Ese día tengo interminables discusiones con los clientes que contaban con un crédito. Algunos, tenaces, se quedan simplemente a esperar a mi marido. El trabajo con el muchacho no me divierte tanto como con Anna. Apenas me atrevo a ir al retrete, porque sospecho que me engaña. Como mi marido no vuelve a aparecer hasta última hora de la tarde, ya el primer día he trabajado más de lo que me conviene. Me duelen las piernas. Y de nuevo he estado sin comer nada hasta la noche. En casa no hay ni agua ni leña. Un poco melancólica, pienso en el servicio del hospital: tres comidas al día sin tener que cocinar.
Como ahora las piernas se me cansan más deprisa, hay que encontrar una solución. Un chai por la mañana y una comida por la noche no son suficientes para ganar fuerzas. La madre de Lketinga comparte la opinión de que tengo que comer mucho más, si no, el niño no nacerá sano. Decidimos mudarnos cuanto antes a la parte trasera de la tienda. Esto significa que, desgraciadamente, después de cuatro meses tenemos que abandonar nuestra hermosa manyatta, pero la madre de Lketinga se quedará con ella y se siente muy feliz con la idea.

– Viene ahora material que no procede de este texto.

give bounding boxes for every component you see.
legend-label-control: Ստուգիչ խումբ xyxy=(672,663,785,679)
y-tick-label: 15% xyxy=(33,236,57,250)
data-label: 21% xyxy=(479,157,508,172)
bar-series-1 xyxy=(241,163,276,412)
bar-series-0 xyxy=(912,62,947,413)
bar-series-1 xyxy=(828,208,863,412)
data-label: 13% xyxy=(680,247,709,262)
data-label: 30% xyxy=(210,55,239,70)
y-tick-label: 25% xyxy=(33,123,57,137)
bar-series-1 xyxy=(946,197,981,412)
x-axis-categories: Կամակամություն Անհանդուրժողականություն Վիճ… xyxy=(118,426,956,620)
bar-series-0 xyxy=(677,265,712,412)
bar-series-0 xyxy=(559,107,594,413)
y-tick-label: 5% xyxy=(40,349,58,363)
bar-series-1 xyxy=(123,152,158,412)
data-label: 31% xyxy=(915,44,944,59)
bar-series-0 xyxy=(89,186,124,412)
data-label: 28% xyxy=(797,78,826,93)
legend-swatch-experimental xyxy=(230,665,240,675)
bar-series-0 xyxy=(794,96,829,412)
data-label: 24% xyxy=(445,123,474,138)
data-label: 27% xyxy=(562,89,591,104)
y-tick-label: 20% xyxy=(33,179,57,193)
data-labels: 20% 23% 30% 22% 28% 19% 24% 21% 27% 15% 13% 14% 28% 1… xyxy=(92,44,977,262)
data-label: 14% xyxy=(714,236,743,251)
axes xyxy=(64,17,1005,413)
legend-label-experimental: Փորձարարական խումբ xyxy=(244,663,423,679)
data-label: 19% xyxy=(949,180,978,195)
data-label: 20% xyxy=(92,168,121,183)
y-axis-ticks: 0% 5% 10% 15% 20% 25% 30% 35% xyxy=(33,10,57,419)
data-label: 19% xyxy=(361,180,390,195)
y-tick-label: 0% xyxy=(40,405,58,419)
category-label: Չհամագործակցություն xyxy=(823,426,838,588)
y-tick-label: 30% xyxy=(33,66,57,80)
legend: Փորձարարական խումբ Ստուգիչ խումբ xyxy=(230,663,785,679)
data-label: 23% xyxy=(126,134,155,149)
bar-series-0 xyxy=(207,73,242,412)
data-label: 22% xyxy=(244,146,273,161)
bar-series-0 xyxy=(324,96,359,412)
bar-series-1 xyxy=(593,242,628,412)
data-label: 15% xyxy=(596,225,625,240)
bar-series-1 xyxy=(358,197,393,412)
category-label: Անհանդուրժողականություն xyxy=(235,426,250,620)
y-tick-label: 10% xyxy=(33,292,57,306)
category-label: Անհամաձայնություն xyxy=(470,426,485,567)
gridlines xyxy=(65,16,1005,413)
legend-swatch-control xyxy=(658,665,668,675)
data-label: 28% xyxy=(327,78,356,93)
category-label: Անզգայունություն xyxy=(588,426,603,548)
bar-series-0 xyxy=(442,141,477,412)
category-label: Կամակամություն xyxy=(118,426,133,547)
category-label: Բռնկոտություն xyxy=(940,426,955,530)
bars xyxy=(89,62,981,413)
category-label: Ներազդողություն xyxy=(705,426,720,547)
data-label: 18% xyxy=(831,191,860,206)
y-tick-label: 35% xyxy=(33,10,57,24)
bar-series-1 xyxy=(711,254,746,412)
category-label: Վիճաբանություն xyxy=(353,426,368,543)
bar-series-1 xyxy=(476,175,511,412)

Cuando alquilemos el próximo camión, nos haremos traer en él una cama, una mesa y sillas para poder mudarnos. La idea de una cama me encanta, pues el dormir en el suelo me empieza a causar dolor de espalda. Durante más de un año no me molestó.
Hace unos días que el cielo, habitualmente siempre azul, se ha cubierto de nubes. Todo el mundo espera la lluvia. El país está totalmente reseco. Hace ya tiempo que la tierra está agrietada y dura como la piedra. Con frecuencia, se oye hablar de leones que atacan los rebaños a plena luz del día. Los niños que vigilan los rebaños, suelen ser presas del pánico cuando tienen que correr a casa sin las cabras para buscar ayuda. Ahora también mi marido vuelve a desaparecer más a menudo durante todo el día con nuestro rebaño y a mí no me queda más remedio que trabajar y controlar personalmente al muchacho en la tienda.